However, the Supreme Court's determination that the defendant was liable for fraud in the inducement was not supported by a fair interpretation of the evidence, and the plaintiff's cause of action alleging fraud should have been dismissed. "[O]ne to whom an allegedly false representation is made may not rely thereon if the means of obtaining the truth are available by the exercise of ordinary intelligence" ( Matter of Jack Kent Cooke, Inc. [Saatchi Saatchi N. Am.], 222 AD2d 334, 335).
The defendant represented to the plaintiff that one of the apartments in the building was being used solely for commercial purposes when the defendant knew that the tenant was using the apartment as a residence. However, the plaintiff's secretary testified that none of the plaintiff's representatives ever visited the apartment, or even the building, prior to the closing.
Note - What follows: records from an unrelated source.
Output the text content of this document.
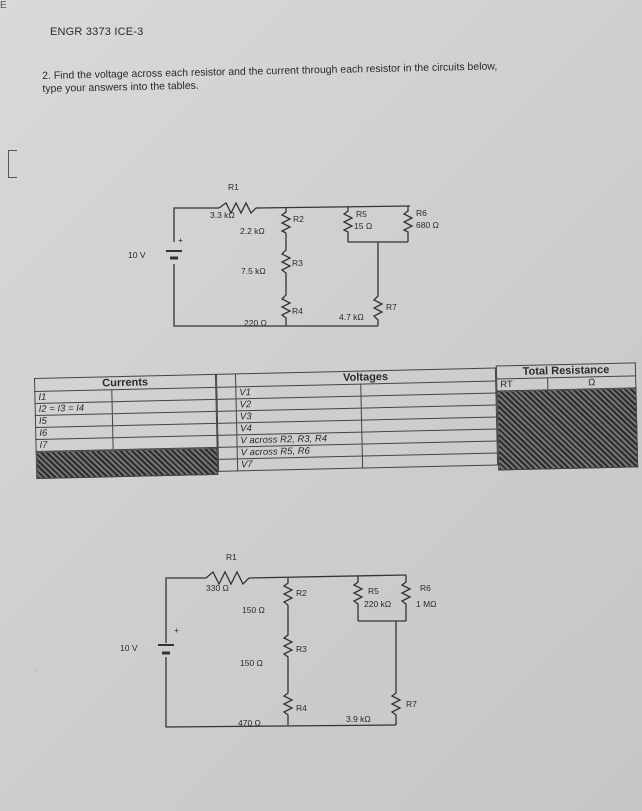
E
ENGR 3373 ICE-3
2. Find the voltage across each resistor and the current through each resistor in the circuits below,
type your answers into the tables.
’
+
10 V
R1
3.3 kΩ	R2
2.2 kΩ
R3
7.5 kΩ
R4
220 Ω
R5
15 Ω
R6
680 Ω
R7
4.7 kΩ
Currents	
I1	
I2 = I3 = I4	
I5	
I6	
I7	

	Voltages	
	V1	
	V2	
	V3	
	V4	
	V across R2, R3, R4	
	V across R5, R6	
	V7	
Total Resistance
RT	Ω

+
10 V
R1
330 Ω	R2
150 Ω
R3
150 Ω
R4
470 Ω
R5
220 kΩ
R6
1 MΩ
R7
3.9 kΩ
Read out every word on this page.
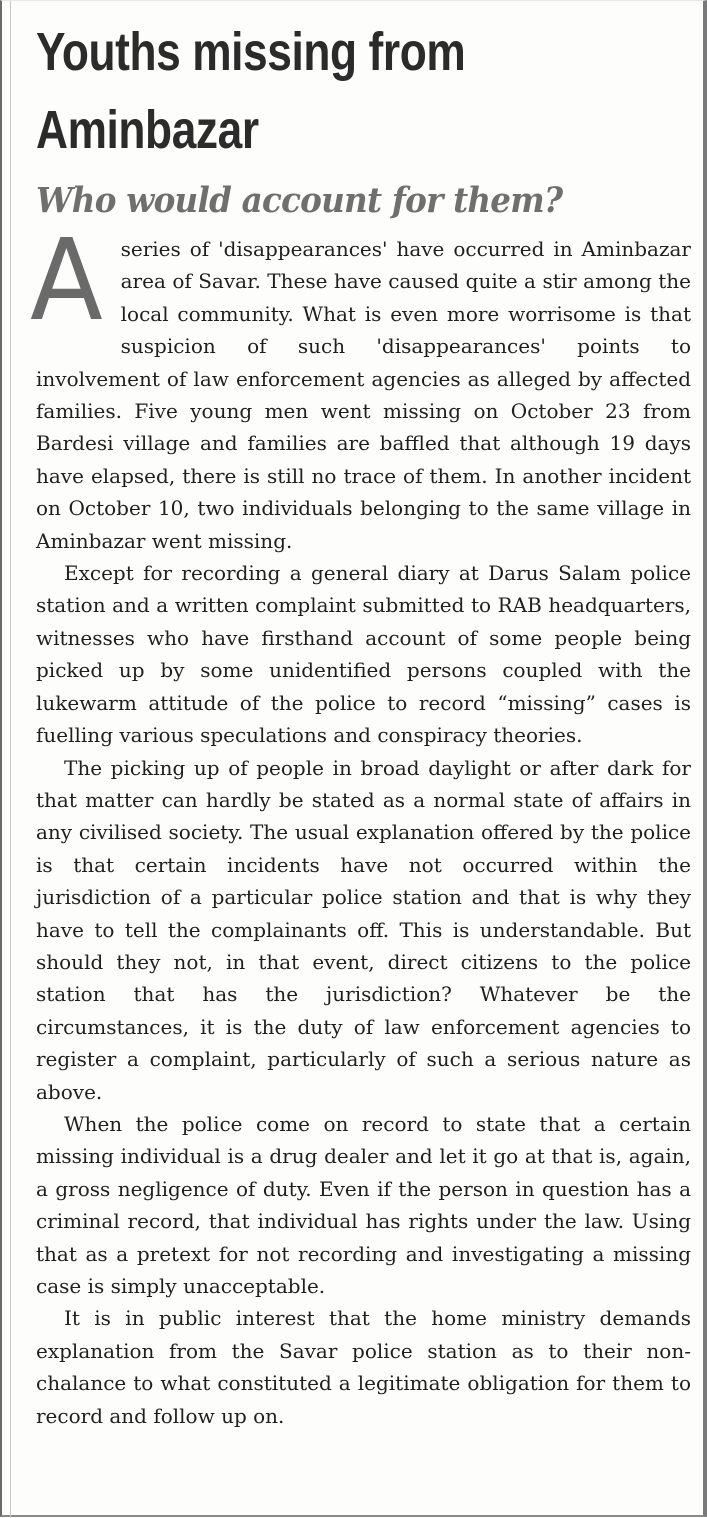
Youths missing from
Aminbazar
Who would account for them?

Aseries of 'disappearances' have occurred in Aminbazar area of Savar. These have caused quite a stir among the local community. What is even more worrisome is that suspicion of such 'disappearances' points to involvement of law enforcement agencies as alleged by affected families. Five young men went missing on October 23 from Bardesi village and families are baffled that although 19 days have elapsed, there is still no trace of them. In another incident on October 10, two individuals belonging to the same village in Aminbazar went missing.

Except for recording a general diary at Darus Salam police station and a written complaint submitted to RAB headquarters, witnesses who have firsthand account of some people being picked up by some unidentified persons coupled with the lukewarm attitude of the police to record “missing” cases is fuelling various speculations and conspiracy theories.

The picking up of people in broad daylight or after dark for that matter can hardly be stated as a normal state of affairs in any civilised society. The usual explanation offered by the police is that certain incidents have not occurred within the jurisdiction of a particular police station and that is why they have to tell the complainants off. This is understandable. But should they not, in that event, direct citizens to the police station that has the jurisdiction? Whatever be the circumstances, it is the duty of law enforcement agencies to register a complaint, particularly of such a serious nature as above.

When the police come on record to state that a certain missing individual is a drug dealer and let it go at that is, again, a gross negligence of duty. Even if the person in question has a criminal record, that individual has rights under the law. Using that as a pretext for not recording and investigating a missing case is simply unacceptable.

It is in public interest that the home ministry demands explanation from the Savar police station as to their nonchalance to what constituted a legitimate obligation for them to record and follow up on.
Thus, the fact misrepresented by the defendant was not peculiarly within the knowledge of the defendant and could have been ascertained by the plaintiff by the means available to it through the exercise of ordinary intelligence ( see Eisenthal v. Wittlock, 198 AD2d 395, 396). In light of these facts, as a matter of law, the plaintiff cannot establish that it rightfully relied upon any misrepresentation by the defendant ( id.). Therefore, the plaintiff's cause of action alleging fraud in the inducement should have been dismissed.
The defendant's argument that the Supreme Court erred in failing to apply the doctrine of collateral estoppel to an order of the Civil Court of the City of New York, Kings County, is not properly before this Court, as the defendant concedes in his reply brief that the order upon which he bases his argument was never submitted to the Supreme Court ( see CPLR 5526; Constantine v. Premier Cab Corp., 295 AD2d 303, 304).
We do not consider the defendant's remaining contention as it was raised for the first time on appeal ( see New York Presbyt. Hosp. v. Progressive Cas. Ins. Co., 5 AD3d 568, 571).